Chaia embarcou para um interlúdio de três meses em Londres, onde o filho morava. Lá frequentou cursos que nada tinham a ver com sua vida pregressa, em escolas de artes e na filosófica School of Life. Apostou ainda em livros e métodos de autoconhecimento. Decidido a virar conselheiro de outros executivos, estudou o que existia de melhor sobre o assunto e fez o prestigiado curso de coaching da Universidade Columbia. “Se resolver mudar de carreira, não entre na piscina com boia de braço: mergulhe no assunto”, recomenda. Ele afilou o foco de atuação, para evitar a pecha de consultor genérico. “Meu público são os c-levels (CEOs, CFOs e outros cargos de ponta), e faço um aconselhamento focado em performance”, explica. Hoje, Chaia tem quinze CEOs e empresários como clientes, de marcas que faturam entre 10 milhões e 30 bilhões de reais por ano. Também ajudou quatro executivos a fazer uma transição de carreira como a dele. “Agora tenho uma vida mais coerente com o meu propósito, que é desenvolver pessoas”, afirma. “Além disso, livrei-me do esquema casa-escritório-casa. Encontro meus clientes em cafés, restaurantes, espaços de trabalho compartilhado. Criei outra relação com a cidade.”

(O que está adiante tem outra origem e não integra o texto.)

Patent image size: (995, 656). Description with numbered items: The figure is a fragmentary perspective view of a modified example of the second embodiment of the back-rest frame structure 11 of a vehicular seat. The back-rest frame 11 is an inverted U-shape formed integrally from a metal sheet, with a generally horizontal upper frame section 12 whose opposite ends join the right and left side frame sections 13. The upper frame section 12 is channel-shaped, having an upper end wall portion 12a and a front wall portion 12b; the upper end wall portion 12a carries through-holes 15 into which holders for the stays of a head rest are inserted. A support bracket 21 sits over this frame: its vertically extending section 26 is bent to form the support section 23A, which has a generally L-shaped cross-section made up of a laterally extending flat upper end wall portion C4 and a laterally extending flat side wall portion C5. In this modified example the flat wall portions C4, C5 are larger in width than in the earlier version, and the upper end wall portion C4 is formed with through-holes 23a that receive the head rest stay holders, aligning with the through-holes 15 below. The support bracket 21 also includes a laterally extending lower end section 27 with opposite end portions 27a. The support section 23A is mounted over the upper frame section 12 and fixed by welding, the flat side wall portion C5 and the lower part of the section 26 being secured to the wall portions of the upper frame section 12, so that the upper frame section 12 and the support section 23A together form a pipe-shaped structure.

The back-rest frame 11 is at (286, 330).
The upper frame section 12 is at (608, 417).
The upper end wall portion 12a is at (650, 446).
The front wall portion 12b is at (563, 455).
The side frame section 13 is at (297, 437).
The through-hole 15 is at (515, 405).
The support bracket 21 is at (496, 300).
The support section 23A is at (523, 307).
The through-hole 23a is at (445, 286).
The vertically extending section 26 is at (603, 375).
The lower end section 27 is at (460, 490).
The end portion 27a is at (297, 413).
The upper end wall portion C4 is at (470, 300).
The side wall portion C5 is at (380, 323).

Antônio Castilho, 60, abandonou a função de executivo para abrir sua própria startup
Antônio Castilho, 60, abandonou a função de executivo para abrir sua própria startup (MARCUS STEINMEYER/Veja SP)

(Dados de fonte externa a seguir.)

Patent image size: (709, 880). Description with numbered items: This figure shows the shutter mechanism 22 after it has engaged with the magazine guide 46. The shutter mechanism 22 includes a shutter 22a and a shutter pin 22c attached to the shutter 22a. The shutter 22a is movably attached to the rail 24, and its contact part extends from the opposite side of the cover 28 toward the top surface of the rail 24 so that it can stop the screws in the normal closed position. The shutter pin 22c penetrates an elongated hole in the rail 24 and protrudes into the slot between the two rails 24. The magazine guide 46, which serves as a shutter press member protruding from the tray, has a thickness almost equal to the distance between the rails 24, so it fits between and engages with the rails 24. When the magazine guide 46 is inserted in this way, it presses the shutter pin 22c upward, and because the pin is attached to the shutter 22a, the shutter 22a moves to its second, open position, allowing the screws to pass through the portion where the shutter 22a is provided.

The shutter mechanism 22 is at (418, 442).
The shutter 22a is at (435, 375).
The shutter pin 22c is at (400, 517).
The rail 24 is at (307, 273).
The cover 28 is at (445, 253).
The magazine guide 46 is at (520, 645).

“Tenho muitos amigos que estão em um momento da vida no qual decidiram: ‘Daqui para a frente, vou simplesmente tocar adiante’. Não consigo aceitar isso”, diz o paulistano Antônio Castilho. Ele, portanto, fez diferente: aos 58, escolheu deixar a carreira de executivo para fundar uma startup, movido pela ideia de atuar em um negócio com propósito social. Ao longo de 25 anos, Castilho trabalhou no sisudo setor de cartões financeiros. Passou por empresas como VR, Banco Votorantim e Cielo, onde permaneceu por mais de oito anos e ocupou uma vice-presidência. Depois, tornou-se presidente da Elavon, marca que foi vendida à Stone em 2016. Naquele momento, Castilho decidiu abrir o próprio negócio — embora não soubesse ainda qual seria. Após alguns meses de pesquisas, o projeto sai do papel neste mês: um serviço de assinatura que custa 33,90 reais mensais e dá direito a descontos em consultas médicas, exames, remédios, academias e alimentos. “A ideia é dar acesso a uma vida saudável a mais pessoas”, diz.

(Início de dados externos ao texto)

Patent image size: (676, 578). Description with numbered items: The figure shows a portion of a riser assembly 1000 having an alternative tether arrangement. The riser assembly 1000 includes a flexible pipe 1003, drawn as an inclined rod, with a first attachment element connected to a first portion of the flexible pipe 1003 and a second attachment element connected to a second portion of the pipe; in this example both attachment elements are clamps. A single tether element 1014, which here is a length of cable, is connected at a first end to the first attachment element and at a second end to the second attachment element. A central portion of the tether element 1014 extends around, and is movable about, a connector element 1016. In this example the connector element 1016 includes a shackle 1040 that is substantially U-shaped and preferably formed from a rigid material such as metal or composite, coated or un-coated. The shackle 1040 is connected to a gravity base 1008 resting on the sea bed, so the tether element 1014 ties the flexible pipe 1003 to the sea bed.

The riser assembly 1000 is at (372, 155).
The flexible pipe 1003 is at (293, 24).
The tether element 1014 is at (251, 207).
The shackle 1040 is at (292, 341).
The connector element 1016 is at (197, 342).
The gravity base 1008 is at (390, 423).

Para montar a Yalo, sediada no bairro de Vila Olímpia, Castilho convenceu um grupo de empresários a apostar no negócio e está prestes a receber um aporte de um fundo de investidores. “Não é a solução para os problemas de saúde do país, mas é uma pequena peça.” Na startup, o ex-executivo passou a viver uma rotina bem diferente daquela que experimentou nas empresas tradicionais, principalmente pelo contato com pessoas da nova geração. “Temos 22 funcionários, e o mais velho tem a idade da minha filha, 31 anos”, conta. Agora chamado pelos colegas de Cast (a turma achou “Castilho” muito formal), ele abandonou o terno e a gravata, vendeu o carro e se abriu para uma realidade mais moderna. “Aprendi uma linguagem nova, uma nova maneira de falar e me expor, sem preconceitos sobre coisas e pessoas. Minha sensibilidade sobre pontos de vista como a diversidade, por exemplo, mudou radicalmente”, diz. “Mas, veja, não quero ser ou parecer um cara de 30 anos. Quero ser um homem de 60 com capacidade de entender as novas gerações.” Se valeu a pena? “Sou tão feliz hoje como sempre fui. Com uma diferença: não penso mais em parar de trabalhar”, completa.